In-holes and Out-holes – The Holes We Long To Fill

Posted by David Burke - April 9th, 2010

Yeah, I know many of you read the title and thought about butts or soft supple mouths, but NOOOOO!  Funny where the mind goes……I’m reminded of the locker room sex ed clip from In & Out where a high school putz is trying to explain how things are supposed to go for gay men.Check out the video link below………

In&Out1_

TAKING BACK OUR STORY

I had a chat with a friend the other day about this very subject – no, not those holes, the metaphoric ones.  He’s in the middle of the Diamond Heart work, where the founder A.H. Almaas talks about the holes we live by.  By holes I mean that which we are continually attempting to fill up in our lives, that which drives us in the screen play that is our life, most often based in our early experiences.  Many of us rarely ask ourselves what influences us, what motivates our most enduring behaviors, as these are usually associated with what we perceive we lack, hence the hole. Most of these holes are formed at a time when we do not have the cognitive understanding to make sense of it, a non-linear, irrational perspective that can then rule the rest of our lives.

The key here is mindfulness, for it is the way out.  Awareness of what we need on a most basic level in our lives helps us out of the trap, sometimes called the trances we live by.  When we are living our lives with awareness we have choices – in trances we do not.  We are merely helpless actors in a poorly written novel – sure it has pathos but will there be resolution?  Will the hero transcend  his shortcomings?  With awareness we can look at the patterns of behavior we are continually living out in relationship.  Is it around contempt of the other?  Is it about loss (everyone always leaves me…), or engulfment (come closer, now go away….)?  Are we always trying to find space in relationship, or are we trying to merge with our partners?  Some psychologists believe these holes are all about our early bonding or lack thereof, called Attachment theory.

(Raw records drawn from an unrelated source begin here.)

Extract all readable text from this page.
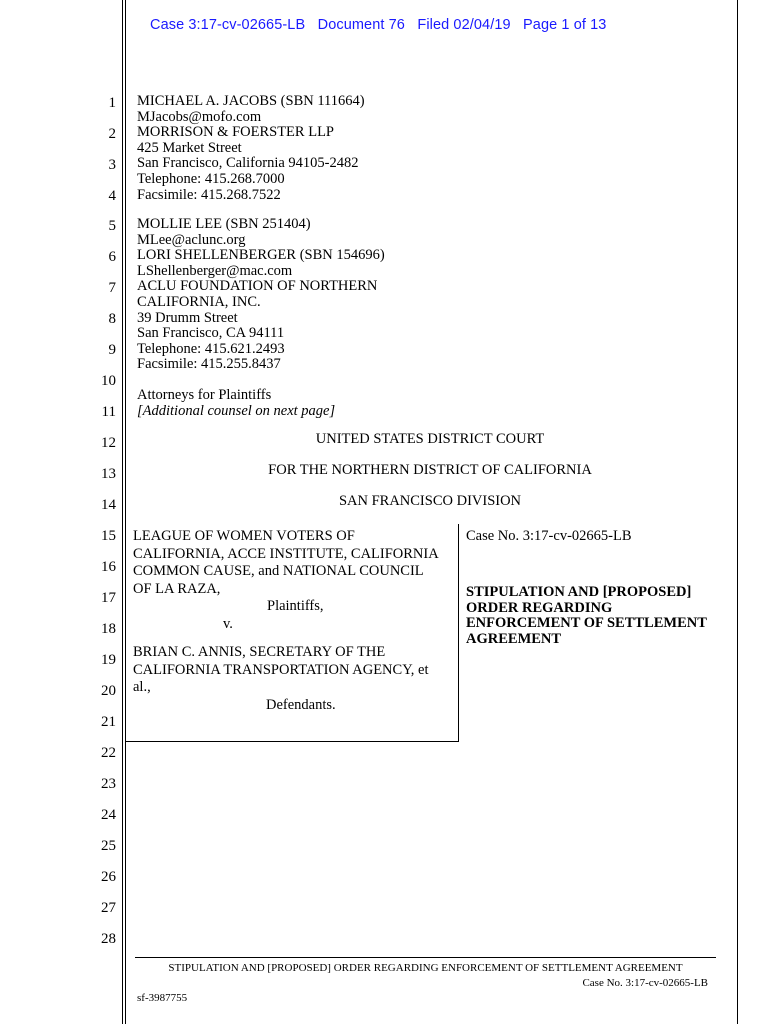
Case 3:17-cv-02665-LB   Document 76   Filed 02/04/19   Page 1 of 13
1
2
3
4
5
6
7
8
9
10
11
12
13
14
15
16
17
18
19
20
21
22
23
24
25
26
27
28
MICHAEL A. JACOBS (SBN 111664)
MJacobs@mofo.com
MORRISON & FOERSTER LLP
425 Market Street
San Francisco, California 94105-2482
Telephone: 415.268.7000
Facsimile: 415.268.7522
MOLLIE LEE (SBN 251404)
MLee@aclunc.org
LORI SHELLENBERGER (SBN 154696)
LShellenberger@mac.com
ACLU FOUNDATION OF NORTHERN
CALIFORNIA, INC.
39 Drumm Street
San Francisco, CA 94111
Telephone: 415.621.2493
Facsimile: 415.255.8437
Attorneys for Plaintiffs
[Additional counsel on next page]
UNITED STATES DISTRICT COURT
FOR THE NORTHERN DISTRICT OF CALIFORNIA
SAN FRANCISCO DIVISION
LEAGUE OF WOMEN VOTERS OF
CALIFORNIA, ACCE INSTITUTE, CALIFORNIA
COMMON CAUSE, and NATIONAL COUNCIL
OF LA RAZA,
Plaintiffs,
v.
BRIAN C. ANNIS, SECRETARY OF THE
CALIFORNIA TRANSPORTATION AGENCY, et
al.,
Defendants.
Case No. 3:17-cv-02665-LB
STIPULATION AND [PROPOSED]
ORDER REGARDING
ENFORCEMENT OF SETTLEMENT
AGREEMENT
STIPULATION AND [PROPOSED] ORDER REGARDING ENFORCEMENT OF SETTLEMENT AGREEMENT
Case No. 3:17-cv-02665-LB
sf-3987755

Once we are aware of our patterns in life and relationship, we then can take back our power and come out of the trances.  We then have choices and can ask for what we want/need, or even take some risks with another to challenge those beliefs we live out day in and day out.  This is the opposite of “being stuck.”  It is about taking back our lives, our script, not about trying to fill holes that can’t be filled. That way we can write that happy ending we dream about.